An arrest warrant has been issued for the leader of Cambodia’s main opposition party after he ignored a provincial court order to appear for questioning, a government spokesman said on Thursday.
Sam Rainsy failed to appear for questioning on Monday about an Oct. 25 incident in which demarcation posts were uprooted along Cambodia’s border with Vietnam.
A Phnom Penh court issued an arrest warrant on Tuesday, although it was not announced publicly.
Government spokesman Phay Siphan confirmed on Thursday that the warrant had been issued for Rainsy, who leads the Sam Rainsy Party (SRP).
In an e-mail from France, Rainsy said he would not appear in court because the case against him was politically motivated.
“The court in Cambodia is just a political tool for the ruling party to crack down on the opposition,” he said. “I will let this politically subservient court prosecute me in absentia because its verdict is known in advance.”

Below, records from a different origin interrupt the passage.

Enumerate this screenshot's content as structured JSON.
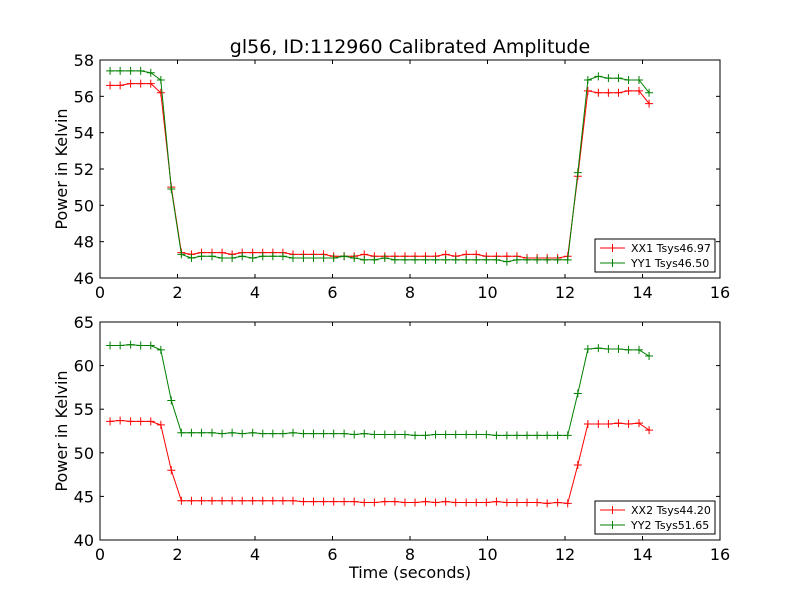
{
  "title": "gl56, ID:112960 Calibrated Amplitude",
  "colors": {
    "red": "#ff0000",
    "green": "#008000"
  },
  "chart_data": [
    {
      "type": "line",
      "title": "gl56, ID:112960 Calibrated Amplitude",
      "xlabel": "",
      "ylabel": "Power in Kelvin",
      "xlim": [
        0,
        16
      ],
      "ylim": [
        46,
        58
      ],
      "xticks": [
        0,
        2,
        4,
        6,
        8,
        10,
        12,
        14,
        16
      ],
      "yticks": [
        46,
        48,
        50,
        52,
        54,
        56,
        58
      ],
      "legend_position": "lower-right",
      "marker": "+",
      "x": [
        0.26,
        0.52,
        0.79,
        1.05,
        1.31,
        1.57,
        1.84,
        2.1,
        2.36,
        2.62,
        2.89,
        3.15,
        3.41,
        3.67,
        3.94,
        4.2,
        4.46,
        4.72,
        4.98,
        5.25,
        5.51,
        5.77,
        6.03,
        6.3,
        6.56,
        6.82,
        7.08,
        7.35,
        7.61,
        7.87,
        8.13,
        8.4,
        8.66,
        8.92,
        9.18,
        9.45,
        9.71,
        9.97,
        10.23,
        10.5,
        10.76,
        11.02,
        11.28,
        11.54,
        11.81,
        12.07,
        12.33,
        12.59,
        12.86,
        13.12,
        13.38,
        13.64,
        13.91,
        14.17
      ],
      "series": [
        {
          "name": "XX1 Tsys46.97",
          "color": "#ff0000",
          "values": [
            56.6,
            56.6,
            56.7,
            56.7,
            56.7,
            56.2,
            51.0,
            47.4,
            47.3,
            47.4,
            47.4,
            47.4,
            47.3,
            47.4,
            47.4,
            47.4,
            47.4,
            47.4,
            47.3,
            47.3,
            47.3,
            47.3,
            47.2,
            47.2,
            47.2,
            47.3,
            47.2,
            47.2,
            47.2,
            47.2,
            47.2,
            47.2,
            47.2,
            47.3,
            47.2,
            47.3,
            47.3,
            47.2,
            47.2,
            47.2,
            47.2,
            47.1,
            47.1,
            47.1,
            47.1,
            47.2,
            51.6,
            56.3,
            56.2,
            56.2,
            56.2,
            56.3,
            56.3,
            55.6
          ]
        },
        {
          "name": "YY1 Tsys46.50",
          "color": "#008000",
          "values": [
            57.4,
            57.4,
            57.4,
            57.4,
            57.3,
            56.9,
            50.9,
            47.3,
            47.1,
            47.2,
            47.2,
            47.1,
            47.1,
            47.2,
            47.1,
            47.2,
            47.2,
            47.2,
            47.1,
            47.1,
            47.1,
            47.1,
            47.1,
            47.2,
            47.1,
            47.0,
            47.0,
            47.1,
            47.0,
            47.0,
            47.0,
            47.0,
            47.0,
            47.0,
            47.0,
            47.0,
            47.0,
            47.0,
            47.0,
            46.9,
            47.0,
            47.0,
            47.0,
            47.0,
            47.0,
            47.0,
            51.8,
            56.9,
            57.1,
            57.0,
            57.0,
            56.9,
            56.9,
            56.2
          ]
        }
      ]
    },
    {
      "type": "line",
      "title": "",
      "xlabel": "Time (seconds)",
      "ylabel": "Power in Kelvin",
      "xlim": [
        0,
        16
      ],
      "ylim": [
        40,
        65
      ],
      "xticks": [
        0,
        2,
        4,
        6,
        8,
        10,
        12,
        14,
        16
      ],
      "yticks": [
        40,
        45,
        50,
        55,
        60,
        65
      ],
      "legend_position": "lower-right",
      "marker": "+",
      "x": [
        0.26,
        0.52,
        0.79,
        1.05,
        1.31,
        1.57,
        1.84,
        2.1,
        2.36,
        2.62,
        2.89,
        3.15,
        3.41,
        3.67,
        3.94,
        4.2,
        4.46,
        4.72,
        4.98,
        5.25,
        5.51,
        5.77,
        6.03,
        6.3,
        6.56,
        6.82,
        7.08,
        7.35,
        7.61,
        7.87,
        8.13,
        8.4,
        8.66,
        8.92,
        9.18,
        9.45,
        9.71,
        9.97,
        10.23,
        10.5,
        10.76,
        11.02,
        11.28,
        11.54,
        11.81,
        12.07,
        12.33,
        12.59,
        12.86,
        13.12,
        13.38,
        13.64,
        13.91,
        14.17
      ],
      "series": [
        {
          "name": "XX2 Tsys44.20",
          "color": "#ff0000",
          "values": [
            53.6,
            53.7,
            53.6,
            53.6,
            53.6,
            53.2,
            48.0,
            44.5,
            44.5,
            44.5,
            44.5,
            44.5,
            44.5,
            44.5,
            44.5,
            44.5,
            44.5,
            44.5,
            44.5,
            44.4,
            44.4,
            44.4,
            44.4,
            44.4,
            44.4,
            44.3,
            44.3,
            44.4,
            44.4,
            44.3,
            44.3,
            44.4,
            44.3,
            44.4,
            44.3,
            44.3,
            44.3,
            44.3,
            44.4,
            44.3,
            44.3,
            44.3,
            44.3,
            44.2,
            44.3,
            44.2,
            48.6,
            53.3,
            53.3,
            53.3,
            53.4,
            53.3,
            53.4,
            52.6
          ]
        },
        {
          "name": "YY2 Tsys51.65",
          "color": "#008000",
          "values": [
            62.3,
            62.3,
            62.4,
            62.3,
            62.3,
            61.8,
            56.0,
            52.3,
            52.3,
            52.3,
            52.3,
            52.2,
            52.3,
            52.2,
            52.3,
            52.2,
            52.2,
            52.2,
            52.3,
            52.2,
            52.2,
            52.2,
            52.2,
            52.2,
            52.1,
            52.2,
            52.1,
            52.1,
            52.1,
            52.1,
            52.0,
            52.0,
            52.1,
            52.1,
            52.1,
            52.1,
            52.1,
            52.1,
            52.0,
            52.0,
            52.0,
            52.0,
            52.0,
            52.0,
            52.0,
            52.0,
            56.8,
            61.9,
            62.0,
            61.9,
            61.9,
            61.8,
            61.8,
            61.1
          ]
        }
      ]
    }
  ]
}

Phay insisted the judges made their decisions free of political interference and said the warrant was issued only because Rainsy missed his court date.

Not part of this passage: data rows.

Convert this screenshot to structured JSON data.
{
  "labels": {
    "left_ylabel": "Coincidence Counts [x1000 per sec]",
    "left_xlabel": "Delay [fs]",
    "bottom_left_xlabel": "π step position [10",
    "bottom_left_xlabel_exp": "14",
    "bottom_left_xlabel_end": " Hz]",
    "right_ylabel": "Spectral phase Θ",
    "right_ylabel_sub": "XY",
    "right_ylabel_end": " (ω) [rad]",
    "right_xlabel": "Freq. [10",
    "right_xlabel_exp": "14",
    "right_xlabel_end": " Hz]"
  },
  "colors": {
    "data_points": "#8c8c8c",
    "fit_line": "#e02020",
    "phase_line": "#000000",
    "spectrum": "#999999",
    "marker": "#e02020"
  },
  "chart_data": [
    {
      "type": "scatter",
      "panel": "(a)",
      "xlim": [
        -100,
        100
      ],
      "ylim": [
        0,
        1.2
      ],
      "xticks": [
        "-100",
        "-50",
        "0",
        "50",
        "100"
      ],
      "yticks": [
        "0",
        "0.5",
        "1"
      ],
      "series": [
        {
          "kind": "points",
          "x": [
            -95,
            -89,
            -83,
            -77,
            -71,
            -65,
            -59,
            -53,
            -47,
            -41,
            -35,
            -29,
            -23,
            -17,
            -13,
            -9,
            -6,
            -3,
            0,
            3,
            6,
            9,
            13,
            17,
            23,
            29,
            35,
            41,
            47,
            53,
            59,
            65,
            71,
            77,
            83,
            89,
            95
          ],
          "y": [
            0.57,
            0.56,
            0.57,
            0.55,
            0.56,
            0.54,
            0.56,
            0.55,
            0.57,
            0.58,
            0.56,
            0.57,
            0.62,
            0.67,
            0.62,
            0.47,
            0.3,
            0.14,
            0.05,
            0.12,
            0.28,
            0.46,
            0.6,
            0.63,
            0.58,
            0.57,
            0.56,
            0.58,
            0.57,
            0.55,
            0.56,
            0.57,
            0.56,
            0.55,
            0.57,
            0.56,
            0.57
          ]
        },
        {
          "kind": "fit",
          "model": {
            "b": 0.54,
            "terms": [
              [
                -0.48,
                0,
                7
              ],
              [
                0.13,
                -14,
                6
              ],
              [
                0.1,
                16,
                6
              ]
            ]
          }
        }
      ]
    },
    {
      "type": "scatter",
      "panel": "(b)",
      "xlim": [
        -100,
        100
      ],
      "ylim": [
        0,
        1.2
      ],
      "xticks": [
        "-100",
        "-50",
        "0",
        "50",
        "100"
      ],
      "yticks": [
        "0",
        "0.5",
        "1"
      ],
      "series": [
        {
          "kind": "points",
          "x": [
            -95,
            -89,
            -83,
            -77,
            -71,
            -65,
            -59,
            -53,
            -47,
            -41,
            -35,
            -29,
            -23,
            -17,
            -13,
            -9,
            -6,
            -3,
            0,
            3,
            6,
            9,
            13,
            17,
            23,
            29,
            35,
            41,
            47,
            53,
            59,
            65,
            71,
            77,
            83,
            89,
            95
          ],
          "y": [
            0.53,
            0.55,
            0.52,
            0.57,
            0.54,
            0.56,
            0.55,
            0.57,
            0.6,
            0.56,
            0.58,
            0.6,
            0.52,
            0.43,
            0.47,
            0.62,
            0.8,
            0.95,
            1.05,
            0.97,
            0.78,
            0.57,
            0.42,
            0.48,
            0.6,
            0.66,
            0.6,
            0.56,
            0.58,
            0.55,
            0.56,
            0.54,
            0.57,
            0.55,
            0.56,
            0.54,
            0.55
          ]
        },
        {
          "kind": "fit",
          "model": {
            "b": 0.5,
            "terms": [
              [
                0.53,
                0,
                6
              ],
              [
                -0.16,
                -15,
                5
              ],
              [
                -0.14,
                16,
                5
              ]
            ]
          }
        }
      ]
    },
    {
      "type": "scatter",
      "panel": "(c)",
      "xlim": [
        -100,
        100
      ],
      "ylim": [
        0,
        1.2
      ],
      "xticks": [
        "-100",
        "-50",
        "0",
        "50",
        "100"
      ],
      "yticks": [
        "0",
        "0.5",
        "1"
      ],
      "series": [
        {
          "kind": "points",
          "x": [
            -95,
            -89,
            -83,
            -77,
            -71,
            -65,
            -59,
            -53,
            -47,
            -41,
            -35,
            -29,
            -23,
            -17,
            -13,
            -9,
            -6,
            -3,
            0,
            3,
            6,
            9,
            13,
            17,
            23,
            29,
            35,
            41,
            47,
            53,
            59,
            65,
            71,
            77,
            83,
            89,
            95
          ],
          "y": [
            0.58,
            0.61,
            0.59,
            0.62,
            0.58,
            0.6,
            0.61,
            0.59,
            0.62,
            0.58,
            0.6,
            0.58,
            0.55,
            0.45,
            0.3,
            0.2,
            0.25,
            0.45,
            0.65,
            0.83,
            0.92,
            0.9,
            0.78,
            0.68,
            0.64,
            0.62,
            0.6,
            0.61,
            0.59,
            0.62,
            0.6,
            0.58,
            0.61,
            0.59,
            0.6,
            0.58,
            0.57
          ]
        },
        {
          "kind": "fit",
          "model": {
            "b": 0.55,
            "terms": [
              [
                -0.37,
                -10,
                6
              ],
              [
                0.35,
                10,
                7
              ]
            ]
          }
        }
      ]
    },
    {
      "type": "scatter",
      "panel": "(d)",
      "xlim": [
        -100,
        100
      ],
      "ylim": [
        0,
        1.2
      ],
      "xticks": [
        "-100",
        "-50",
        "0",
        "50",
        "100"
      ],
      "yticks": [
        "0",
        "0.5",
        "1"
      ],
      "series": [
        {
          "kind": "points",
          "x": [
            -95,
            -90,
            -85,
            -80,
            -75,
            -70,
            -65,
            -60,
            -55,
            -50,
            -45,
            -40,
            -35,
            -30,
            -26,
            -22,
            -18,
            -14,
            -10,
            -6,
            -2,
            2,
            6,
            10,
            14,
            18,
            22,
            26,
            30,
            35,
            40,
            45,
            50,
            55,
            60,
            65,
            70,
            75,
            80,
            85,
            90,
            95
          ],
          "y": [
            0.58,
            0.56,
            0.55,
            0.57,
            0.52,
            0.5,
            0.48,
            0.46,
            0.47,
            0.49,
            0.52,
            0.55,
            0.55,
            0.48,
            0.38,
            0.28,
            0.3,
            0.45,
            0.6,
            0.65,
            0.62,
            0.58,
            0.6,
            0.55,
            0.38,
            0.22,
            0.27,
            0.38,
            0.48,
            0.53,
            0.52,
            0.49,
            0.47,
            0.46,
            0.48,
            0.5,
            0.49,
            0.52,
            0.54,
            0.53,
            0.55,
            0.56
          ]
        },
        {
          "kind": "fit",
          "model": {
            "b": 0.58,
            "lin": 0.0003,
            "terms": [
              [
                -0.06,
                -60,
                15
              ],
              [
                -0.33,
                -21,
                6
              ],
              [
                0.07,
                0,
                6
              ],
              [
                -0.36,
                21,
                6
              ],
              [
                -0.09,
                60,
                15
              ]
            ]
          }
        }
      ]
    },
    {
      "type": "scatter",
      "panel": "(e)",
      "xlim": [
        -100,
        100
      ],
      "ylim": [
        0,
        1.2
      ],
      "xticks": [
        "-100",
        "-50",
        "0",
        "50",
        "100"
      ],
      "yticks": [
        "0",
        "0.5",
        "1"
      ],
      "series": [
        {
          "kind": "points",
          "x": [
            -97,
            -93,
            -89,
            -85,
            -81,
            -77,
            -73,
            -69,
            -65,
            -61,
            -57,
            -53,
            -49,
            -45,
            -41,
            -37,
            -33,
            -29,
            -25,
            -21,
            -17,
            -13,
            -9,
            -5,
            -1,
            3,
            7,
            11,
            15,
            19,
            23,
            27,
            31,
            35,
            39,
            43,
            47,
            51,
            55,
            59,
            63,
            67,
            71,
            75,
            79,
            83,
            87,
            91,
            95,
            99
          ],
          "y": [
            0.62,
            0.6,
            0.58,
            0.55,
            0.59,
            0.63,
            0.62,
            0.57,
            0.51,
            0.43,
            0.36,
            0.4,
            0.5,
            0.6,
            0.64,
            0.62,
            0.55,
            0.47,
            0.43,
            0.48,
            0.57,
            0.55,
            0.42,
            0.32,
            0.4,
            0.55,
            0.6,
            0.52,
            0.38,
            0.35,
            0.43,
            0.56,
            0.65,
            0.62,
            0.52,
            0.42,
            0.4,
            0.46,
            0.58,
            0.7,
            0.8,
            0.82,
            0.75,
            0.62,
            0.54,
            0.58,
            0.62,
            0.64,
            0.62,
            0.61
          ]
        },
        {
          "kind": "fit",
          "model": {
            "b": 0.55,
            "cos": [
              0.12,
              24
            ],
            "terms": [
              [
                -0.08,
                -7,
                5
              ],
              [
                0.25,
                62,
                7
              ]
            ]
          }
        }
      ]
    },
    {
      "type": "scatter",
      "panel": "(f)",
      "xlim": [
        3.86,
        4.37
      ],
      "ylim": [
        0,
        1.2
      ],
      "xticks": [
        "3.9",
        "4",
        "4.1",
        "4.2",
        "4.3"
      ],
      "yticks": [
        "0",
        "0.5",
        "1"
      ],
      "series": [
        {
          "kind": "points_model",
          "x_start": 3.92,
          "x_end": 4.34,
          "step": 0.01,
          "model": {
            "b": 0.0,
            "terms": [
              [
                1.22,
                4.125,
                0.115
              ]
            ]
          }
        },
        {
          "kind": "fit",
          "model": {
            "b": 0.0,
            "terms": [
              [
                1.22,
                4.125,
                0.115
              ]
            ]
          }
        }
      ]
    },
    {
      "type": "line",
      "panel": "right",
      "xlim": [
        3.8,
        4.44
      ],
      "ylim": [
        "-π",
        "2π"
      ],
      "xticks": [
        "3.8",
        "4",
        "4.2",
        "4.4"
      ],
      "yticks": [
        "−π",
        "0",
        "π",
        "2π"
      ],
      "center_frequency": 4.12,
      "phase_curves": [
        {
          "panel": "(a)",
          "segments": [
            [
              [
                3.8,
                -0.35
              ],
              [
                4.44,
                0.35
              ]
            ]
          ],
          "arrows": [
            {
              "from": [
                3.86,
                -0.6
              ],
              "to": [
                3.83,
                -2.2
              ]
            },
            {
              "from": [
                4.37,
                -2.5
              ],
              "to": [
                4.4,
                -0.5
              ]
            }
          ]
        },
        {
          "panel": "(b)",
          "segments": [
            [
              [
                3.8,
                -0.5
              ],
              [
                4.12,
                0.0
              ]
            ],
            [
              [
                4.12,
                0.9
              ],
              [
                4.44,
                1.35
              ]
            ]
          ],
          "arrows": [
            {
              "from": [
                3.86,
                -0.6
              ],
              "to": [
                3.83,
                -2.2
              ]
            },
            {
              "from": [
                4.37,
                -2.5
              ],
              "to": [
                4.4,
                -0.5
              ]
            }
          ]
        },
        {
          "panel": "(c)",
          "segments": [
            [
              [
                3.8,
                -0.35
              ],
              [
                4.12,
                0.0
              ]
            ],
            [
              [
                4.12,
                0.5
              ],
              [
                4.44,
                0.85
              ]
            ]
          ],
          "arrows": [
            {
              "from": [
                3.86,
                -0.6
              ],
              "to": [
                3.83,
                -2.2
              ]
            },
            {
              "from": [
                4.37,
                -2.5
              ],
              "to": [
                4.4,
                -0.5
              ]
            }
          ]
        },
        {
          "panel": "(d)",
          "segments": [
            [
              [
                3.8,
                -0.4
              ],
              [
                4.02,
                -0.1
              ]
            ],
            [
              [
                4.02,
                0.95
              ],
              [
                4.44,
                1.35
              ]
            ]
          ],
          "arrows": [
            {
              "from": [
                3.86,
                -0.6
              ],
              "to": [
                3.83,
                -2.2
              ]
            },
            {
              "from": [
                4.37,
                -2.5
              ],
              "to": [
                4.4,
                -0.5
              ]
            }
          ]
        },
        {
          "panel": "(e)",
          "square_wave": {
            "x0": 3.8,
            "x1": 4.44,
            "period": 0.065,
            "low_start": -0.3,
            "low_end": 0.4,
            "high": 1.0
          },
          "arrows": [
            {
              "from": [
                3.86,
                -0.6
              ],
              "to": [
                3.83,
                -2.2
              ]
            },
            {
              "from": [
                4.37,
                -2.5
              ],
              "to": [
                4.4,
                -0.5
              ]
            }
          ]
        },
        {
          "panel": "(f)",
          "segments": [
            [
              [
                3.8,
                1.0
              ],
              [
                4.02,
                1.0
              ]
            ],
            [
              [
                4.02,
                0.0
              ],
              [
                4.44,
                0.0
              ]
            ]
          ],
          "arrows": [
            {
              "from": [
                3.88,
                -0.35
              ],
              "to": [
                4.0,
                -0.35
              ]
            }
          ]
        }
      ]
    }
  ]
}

“No matter who you are you have to appear in court, that’s the law,” Phay said.
Rights groups have accused the ruling Cambodian People’s Party (CPP) of using the courts to crack down on opposition.
On Nov. 16, the CPP-dominated government voted to strip Rainsy of his immunity for the second time last year.

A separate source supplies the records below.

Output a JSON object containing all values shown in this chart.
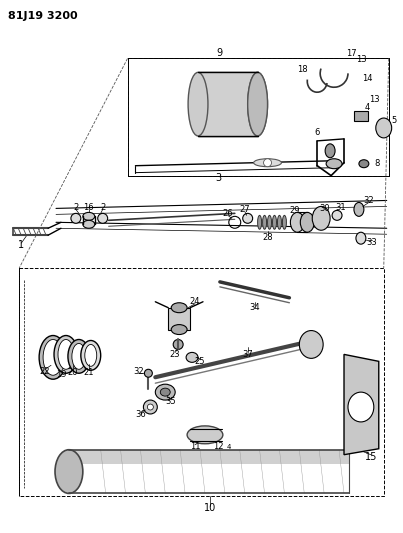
{
  "title": "81J19 3200",
  "bg": "#ffffff",
  "lc": "#000000",
  "gray1": "#555555",
  "gray2": "#888888",
  "gray3": "#bbbbbb",
  "fig_width": 4.03,
  "fig_height": 5.33,
  "dpi": 100
}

Rainsy faces charges of racial incitement and destruction of property for his alleged role in uprooting six border posts, which local farmers claimed were placed on their land.
Vietnam lodged an official complaint over the incident.
The countries are in the process of demarcating their 1,270m-long border, but farmers on the Cambodian side have claimed they are losing land as Vietnam encroaches on Cambodian territory. A group of villagers from Svay Rieng Province took their concerns to Rainsy, who is a fierce critic of Vietnam’s influence in Cambodian affairs.
Vietnam is a growing investor in Cambodia and the countries signed a memorandum of understanding at a forum in Ho Chi Minh City last Saturday, which will guide Vietnamese investments that officials said could top US$6 billion.